Fair enough — but what can you do about it?

Don't blame anyone.

Just because it's common doesn't mean it's easy to deal with. Before you start playing the blame game with your partner, try to do some self-reflecting first. "Rather than blame your partner for not listening, ask yourself if you can be a better communicator yourself first," Lee advises. Think about the times when you were annoyed with your partner for not listening, and make sure you were communicating with them in a healthy manner. Then, if they still won't listen, it's time to talk things out.

Take ownership.

Initiate a better communication style with your partner by bringing it up yourself. Say something like, "I want us to try a few new things so we are better [at] communicating and have [fewer] misunderstandings. Is that OK?" Lee suggests.
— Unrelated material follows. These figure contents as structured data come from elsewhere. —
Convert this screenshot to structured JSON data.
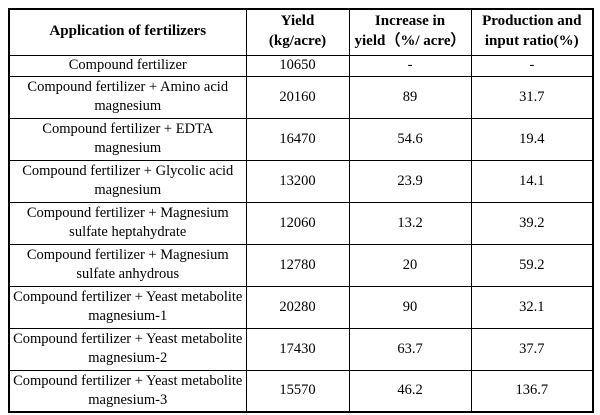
{
  "table": {
    "headers": [
      {
        "line1": "Application of fertilizers",
        "line2": ""
      },
      {
        "line1": "Yield",
        "line2": "(kg/acre)"
      },
      {
        "line1": "Increase in",
        "line2": "yield（%/ acre）"
      },
      {
        "line1": "Production and",
        "line2": "input ratio(%)"
      }
    ],
    "rows": [
      [
        "Compound fertilizer",
        "10650",
        "-",
        "-"
      ],
      [
        "Compound fertilizer + Amino acid magnesium",
        "20160",
        "89",
        "31.7"
      ],
      [
        "Compound fertilizer + EDTA magnesium",
        "16470",
        "54.6",
        "19.4"
      ],
      [
        "Compound fertilizer + Glycolic acid magnesium",
        "13200",
        "23.9",
        "14.1"
      ],
      [
        "Compound fertilizer + Magnesium sulfate heptahydrate",
        "12060",
        "13.2",
        "39.2"
      ],
      [
        "Compound fertilizer + Magnesium sulfate anhydrous",
        "12780",
        "20",
        "59.2"
      ],
      [
        "Compound fertilizer + Yeast metabolite magnesium-1",
        "20280",
        "90",
        "32.1"
      ],
      [
        "Compound fertilizer + Yeast metabolite magnesium-2",
        "17430",
        "63.7",
        "37.7"
      ],
      [
        "Compound fertilizer + Yeast metabolite magnesium-3",
        "15570",
        "46.2",
        "136.7"
      ]
    ]
  }
}
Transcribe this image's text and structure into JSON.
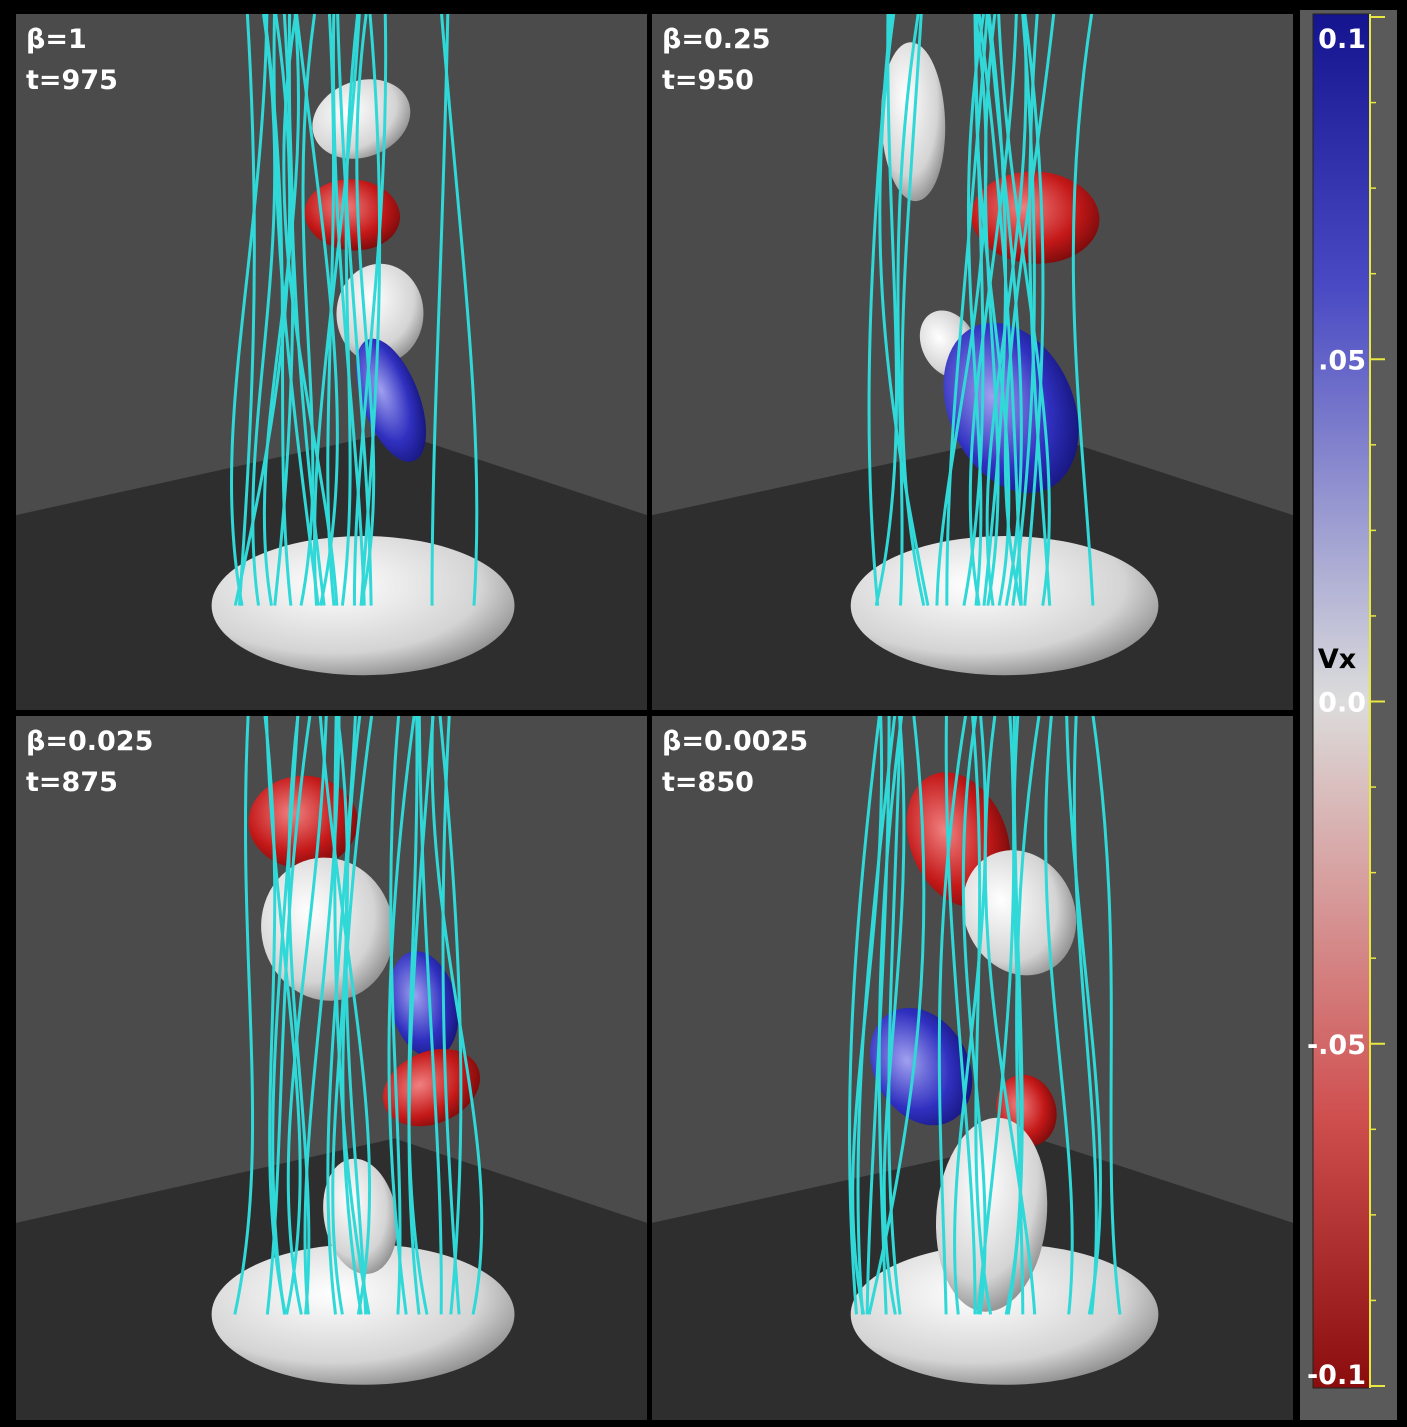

Ask for their attention and time.

In order for your partner to truly listen and pay attention to you, you might have to ask them to tune into what you're saying. Simply say, "May I have your attention for five minutes?” as Lee recommends, and go from there.

Use eye contact.

In order to truly communicate, Lee says to "establish touch or eye contact. Use your intuition to sense that they are present (not in their mind or distracted in their own thoughts) when you speak." If they need a little nudge, look them in the eyes or gently put your hand on theirs. That way, they're definitely paying attention.

Practice active listening.

To end the conversation, ask for them to "repeat back to you the critical information," Lee suggests. This is a technique called active listening, and it will ensure that your partner is truly hearing you. But if they didn't, "Don’t pounce on them and blame or shame them," Lee says. "It takes time to be a good listener too! You do not want to alienate your partner, only to be more effective in communicating with them."

Get rid of any and all distractions.

Communication is obviously important in a relationship, but it doesn't mean that you need to be angry or upset with your partner if they aren't that great at the listening part of it. Try to be better, together, as Lee suggests, and work on it. Finally, if they're still not really paying attention, try to be their sole focus. "Be present and eliminate distractions," Chlipala says. She recommends putting your phones away, turning off the TV, and making sure that other people won't interrupt your conversation. That goes for both of you — you can't expect your partner to focus if you don't, too.

Having a partner who truly listens to you is super important, and something everyone deserves. But if your partner doesn't listen, don't give up on them. It might take some practice, but with these tips, you'll both be better listeners and communicators, and that's what every relationship needs.